Au cours du dernier demi-siècle, certains des réseaux d'organisation communautaire les plus importants aux États-Unis — allant du Fondation Gamaliel à Foi en action à la Fondation des zones industrielles, ou IAF – ont enseigné cette fracture dans le cadre de leurs formations d'introduction, en l'utilisant comme moyen d'orienter les nouveaux organisateurs dans leur approche de l'organisation. Au fil des années, ce cadre a été invoqué par Barack Obama, Saul Alinsky et d’innombrables organisateurs de base. Pour les partisans de ce concept, comprendre la dichotomie des « deux mondes » est fondamental pour développer le type de personnes capables de produire efficacement un changement : à savoir des radicaux réalistes.
Alors quelle est l’origine de cette idée ? Et pourquoi cela pourrait-il nous être utile aujourd’hui ?
Dans ses mémoires de 2003, « Roots for Radicals », Edward T. Chambers, qui a dirigé l’IAF fondée par Saul Alinsky de 1972 à 2009, explique cette idée ainsi : « Jusqu’à notre mort, nous vivons avec une tension sous la peau au moment de la mort. centre de notre personnalité. Nous sommes nés dans un monde de besoins et de nécessités, d’opportunités et de limites, et nous devons y survivre… » Poursuivant, il écrit : « L’auto-préservation, la nourriture, les vêtements, le logement, la sécurité, les soins de santé, l’éducation et le travail sont nécessaires à chacun. Un grand nombre de personnes sont angoissées par ces choses chaque jour de leur vie ; beaucoup d’entre nous ne pensent à rien d’autre. Qu'on le veuille ou non, ce sont les circonstances dans lesquelles nous nous trouvons et les conditions auxquelles nous devons faire face. Ils sont le le monde tel qu'il est.

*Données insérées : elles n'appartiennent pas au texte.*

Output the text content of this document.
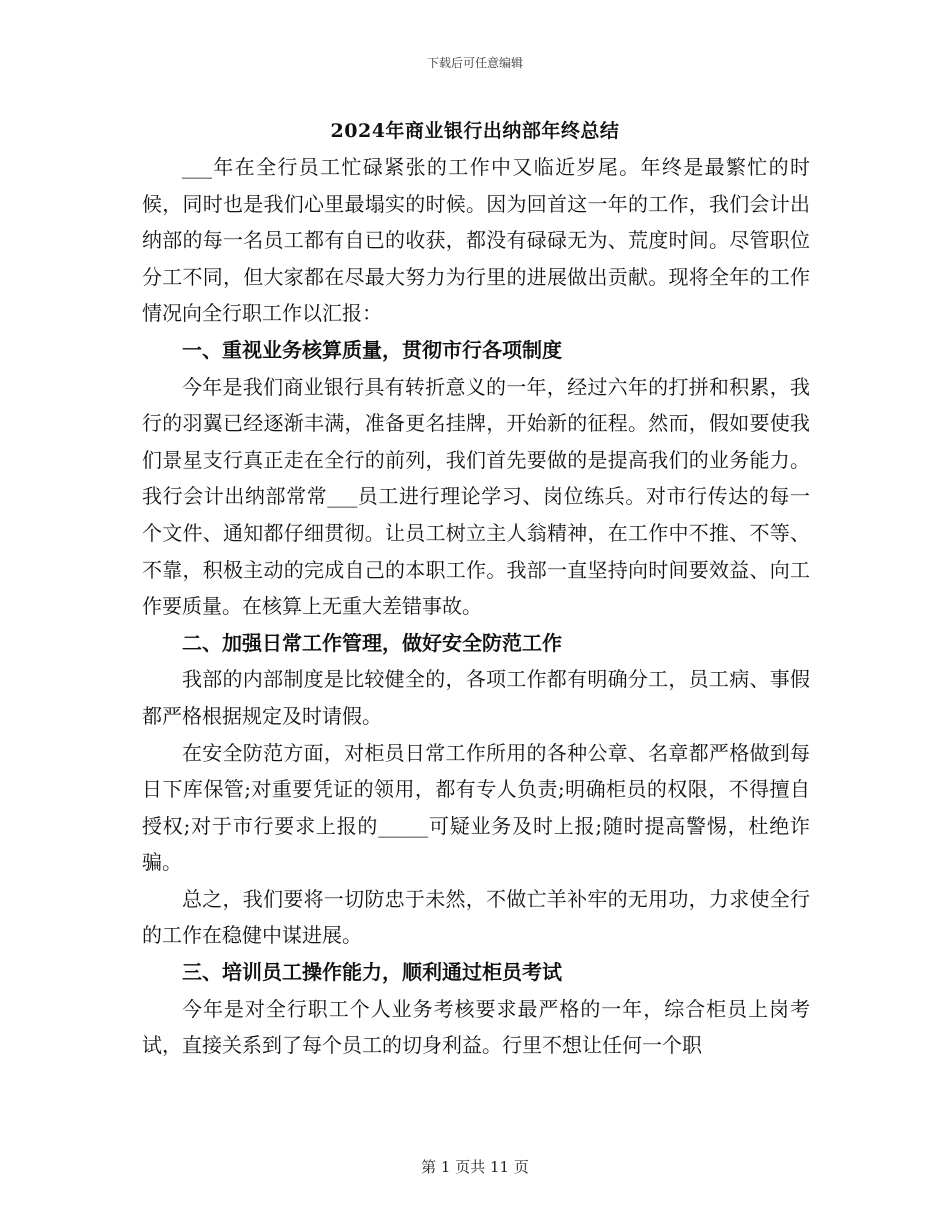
下载后可任意编辑
2024年商业银行出纳部年终总结

___年在全行员工忙碌紧张的工作中又临近岁尾。年终是最繁忙的时候，同时也是我们心里最塌实的时候。因为回首这一年的工作，我们会计出纳部的每一名员工都有自已的收获，都没有碌碌无为、荒度时间。尽管职位分工不同，但大家都在尽最大努力为行里的进展做出贡献。现将全年的工作情况向全行职工作以汇报：

一、重视业务核算质量，贯彻市行各项制度

今年是我们商业银行具有转折意义的一年，经过六年的打拼和积累，我行的羽翼已经逐渐丰满，准备更名挂牌，开始新的征程。然而，假如要使我们景星支行真正走在全行的前列，我们首先要做的是提高我们的业务能力。我行会计出纳部常常___员工进行理论学习、岗位练兵。对市行传达的每一个文件、通知都仔细贯彻。让员工树立主人翁精神，在工作中不推、不等、不靠，积极主动的完成自己的本职工作。我部一直坚持向时间要效益、向工作要质量。在核算上无重大差错事故。

二、加强日常工作管理，做好安全防范工作

我部的内部制度是比较健全的，各项工作都有明确分工，员工病、事假都严格根据规定及时请假。

在安全防范方面，对柜员日常工作所用的各种公章、名章都严格做到每日下库保管;对重要凭证的领用，都有专人负责;明确柜员的权限，不得擅自授权;对于市行要求上报的_____可疑业务及时上报;随时提高警惕，杜绝诈骗。

总之，我们要将一切防忠于未然，不做亡羊补牢的无用功，力求使全行的工作在稳健中谋进展。

三、培训员工操作能力，顺利通过柜员考试

今年是对全行职工个人业务考核要求最严格的一年，综合柜员上岗考试，直接关系到了每个员工的切身利益。行里不想让任何一个职

第 1 页共 11 页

Mais ce n’est qu’un côté de l’histoire. Comme le note Chambers : « Nous avons aussi des rêves et des attentes, des désirs et des valeurs, des espoirs et des aspirations. « Nous existons au jour le jour avec la conscience que les choses non seulement pourraient, mais pourraient, devraient être, différentes pour nous et nos enfants. » Nos espoirs et nos idéaux pour une société meilleure constituent le le monde tel qu'il devrait être. Et ceux-ci font partie intégrante de qui nous sommes en tant que personnes. « Les cyniques ridiculisent la vision et les valeurs en les considérant comme non pertinentes dans le monde réel », a écrit Chambers, « mais le fait est qu’elles sont indispensables à notre santé mentale, notre intégrité et notre authenticité. »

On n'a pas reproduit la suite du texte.